Ajayi further frames Utomi’s critique as politically motivated inconsistency, suggesting he only speaks out when politically dissatisfied. This is a familiar rhetorical device in Nigerian commentary, but it does not engage economic substance. Policy evaluation is not invalidated by perceived timing. It is validated or invalidated by coherence with observed macroeconomic outcomes.
On current reforms, the empirical picture is mixed, not binary.
Fiscal indicators show improvement in revenue mobilisation and FAAC allocations. However, inflation remains elevated, real income contraction persists, and consumption volatility is high. External reserves stability has improved, but import cost pressures remain significant. These are not contradictions. They are typical characteristics of early-stage adjustment in emerging economies.

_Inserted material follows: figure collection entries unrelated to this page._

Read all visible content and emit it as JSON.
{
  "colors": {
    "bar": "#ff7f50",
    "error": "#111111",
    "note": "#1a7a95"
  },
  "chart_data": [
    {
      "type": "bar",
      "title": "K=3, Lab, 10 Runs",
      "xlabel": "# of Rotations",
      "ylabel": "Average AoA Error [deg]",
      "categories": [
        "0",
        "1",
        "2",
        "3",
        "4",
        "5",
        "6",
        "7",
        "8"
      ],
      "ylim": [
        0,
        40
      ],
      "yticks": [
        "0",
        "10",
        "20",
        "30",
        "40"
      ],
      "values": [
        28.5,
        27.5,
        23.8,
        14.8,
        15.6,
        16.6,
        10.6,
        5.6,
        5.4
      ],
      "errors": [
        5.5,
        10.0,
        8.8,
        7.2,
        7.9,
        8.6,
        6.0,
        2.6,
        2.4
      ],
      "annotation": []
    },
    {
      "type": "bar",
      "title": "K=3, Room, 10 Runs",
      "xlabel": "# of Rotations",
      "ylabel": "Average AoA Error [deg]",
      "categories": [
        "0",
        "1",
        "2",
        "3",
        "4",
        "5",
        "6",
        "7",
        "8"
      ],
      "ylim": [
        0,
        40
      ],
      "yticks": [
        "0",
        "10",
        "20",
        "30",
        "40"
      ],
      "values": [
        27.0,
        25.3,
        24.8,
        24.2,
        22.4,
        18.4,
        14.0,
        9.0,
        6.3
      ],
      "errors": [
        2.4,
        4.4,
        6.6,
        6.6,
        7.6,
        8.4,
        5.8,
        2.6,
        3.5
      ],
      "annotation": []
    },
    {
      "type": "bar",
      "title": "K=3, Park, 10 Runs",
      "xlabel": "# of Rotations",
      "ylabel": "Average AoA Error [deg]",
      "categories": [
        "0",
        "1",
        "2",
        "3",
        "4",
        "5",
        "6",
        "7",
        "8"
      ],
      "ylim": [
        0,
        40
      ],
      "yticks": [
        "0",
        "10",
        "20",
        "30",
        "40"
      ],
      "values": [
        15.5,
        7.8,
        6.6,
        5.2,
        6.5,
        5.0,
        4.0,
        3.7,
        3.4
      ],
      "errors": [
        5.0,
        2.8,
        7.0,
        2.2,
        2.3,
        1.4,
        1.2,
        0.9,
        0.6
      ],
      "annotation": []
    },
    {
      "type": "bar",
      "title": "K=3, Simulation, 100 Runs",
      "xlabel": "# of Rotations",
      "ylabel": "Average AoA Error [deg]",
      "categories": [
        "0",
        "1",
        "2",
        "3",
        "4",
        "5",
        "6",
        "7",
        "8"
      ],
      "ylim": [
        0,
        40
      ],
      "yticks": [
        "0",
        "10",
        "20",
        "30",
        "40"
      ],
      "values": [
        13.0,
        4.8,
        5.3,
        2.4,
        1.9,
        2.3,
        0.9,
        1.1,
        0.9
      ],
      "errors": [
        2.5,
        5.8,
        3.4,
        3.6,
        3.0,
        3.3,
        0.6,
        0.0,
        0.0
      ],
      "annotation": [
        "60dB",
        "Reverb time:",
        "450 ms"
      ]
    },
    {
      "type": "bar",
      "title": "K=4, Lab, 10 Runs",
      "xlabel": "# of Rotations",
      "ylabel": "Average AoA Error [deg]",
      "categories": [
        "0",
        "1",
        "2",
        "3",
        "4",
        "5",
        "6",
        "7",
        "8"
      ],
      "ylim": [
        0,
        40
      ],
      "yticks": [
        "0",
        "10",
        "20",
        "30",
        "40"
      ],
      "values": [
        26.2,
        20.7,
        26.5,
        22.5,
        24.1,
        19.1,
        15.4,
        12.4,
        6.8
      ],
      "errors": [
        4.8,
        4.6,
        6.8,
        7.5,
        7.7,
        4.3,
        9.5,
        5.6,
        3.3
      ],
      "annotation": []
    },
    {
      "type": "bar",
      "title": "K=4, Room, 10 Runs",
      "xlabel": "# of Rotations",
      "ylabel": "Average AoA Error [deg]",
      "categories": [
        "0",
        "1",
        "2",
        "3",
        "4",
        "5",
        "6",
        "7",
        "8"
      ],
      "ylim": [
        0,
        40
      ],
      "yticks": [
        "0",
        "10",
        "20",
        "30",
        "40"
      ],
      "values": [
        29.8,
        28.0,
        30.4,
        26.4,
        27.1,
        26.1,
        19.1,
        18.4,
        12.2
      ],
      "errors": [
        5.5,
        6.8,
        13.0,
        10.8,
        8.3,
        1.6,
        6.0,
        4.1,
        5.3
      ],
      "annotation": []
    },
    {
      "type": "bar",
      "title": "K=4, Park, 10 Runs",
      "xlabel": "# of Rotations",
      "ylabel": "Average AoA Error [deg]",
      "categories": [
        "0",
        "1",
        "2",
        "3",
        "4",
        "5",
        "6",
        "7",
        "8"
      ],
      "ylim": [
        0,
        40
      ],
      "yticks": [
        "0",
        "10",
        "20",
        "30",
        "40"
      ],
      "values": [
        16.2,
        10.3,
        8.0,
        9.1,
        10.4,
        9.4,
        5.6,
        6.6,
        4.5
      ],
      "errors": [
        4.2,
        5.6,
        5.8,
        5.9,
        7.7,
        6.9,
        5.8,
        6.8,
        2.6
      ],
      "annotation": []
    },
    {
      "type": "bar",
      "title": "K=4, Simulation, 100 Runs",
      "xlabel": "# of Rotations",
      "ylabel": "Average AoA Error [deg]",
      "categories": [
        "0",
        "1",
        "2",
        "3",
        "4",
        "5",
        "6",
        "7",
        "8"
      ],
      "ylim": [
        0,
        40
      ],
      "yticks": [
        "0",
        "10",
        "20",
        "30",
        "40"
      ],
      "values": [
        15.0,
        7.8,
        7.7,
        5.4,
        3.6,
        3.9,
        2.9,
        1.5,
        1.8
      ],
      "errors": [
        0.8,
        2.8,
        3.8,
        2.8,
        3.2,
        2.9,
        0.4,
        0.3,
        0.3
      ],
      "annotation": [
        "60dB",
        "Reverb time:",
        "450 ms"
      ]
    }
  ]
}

In political economy terms, Nigeria is experiencing what is known as a J curve adjustment effect. Initial contraction in welfare is followed by potential stabilisation if productivity responses materialise. The unresolved question is whether institutional capacity and industrial expansion will be sufficient to complete the curve upward.
This is precisely where Utomi’s critique is analytically relevant. It is not opposition to reform. It is interrogation of whether the transmission pathway from macro stability to micro welfare is functioning effectively.
Ajayi’s argument avoids this question entirely. Instead, it reframes disagreement as personal failure and intellectual vanity. This is not analysis. It is rhetorical substitution.
There is a final conceptual flaw in the “take a back seat” framing. In democratic political economy, intellectual participation is not conditional on approval by policy actors. Ideas are not retired by decree. They are tested against evidence. If they fail, they are discarded through reasoning, not dismissal.
To demand silence from critics while defending reform is to misunderstand the nature of policy legitimacy. Stability is not achieved by removing dissent. It is achieved by engaging it rigorously.
To close, consider a different analogy.
An economy undergoing reform is like a large cargo vessel navigating a narrow channel during rising tides. Some observers study engine performance, others monitor cargo balance, and others warn about underwater currents. The captain who dismisses warnings because he disagrees with the tone of the observer risks running aground not due to lack of direction, but due to lack of attentiveness.
Ajayi’s piece, for all its rhetorical confidence, mistakes disagreement for irrelevance. But in complex economic systems, disagreement is not noise. It is often the earliest signal that the model being followed still has unresolved variables.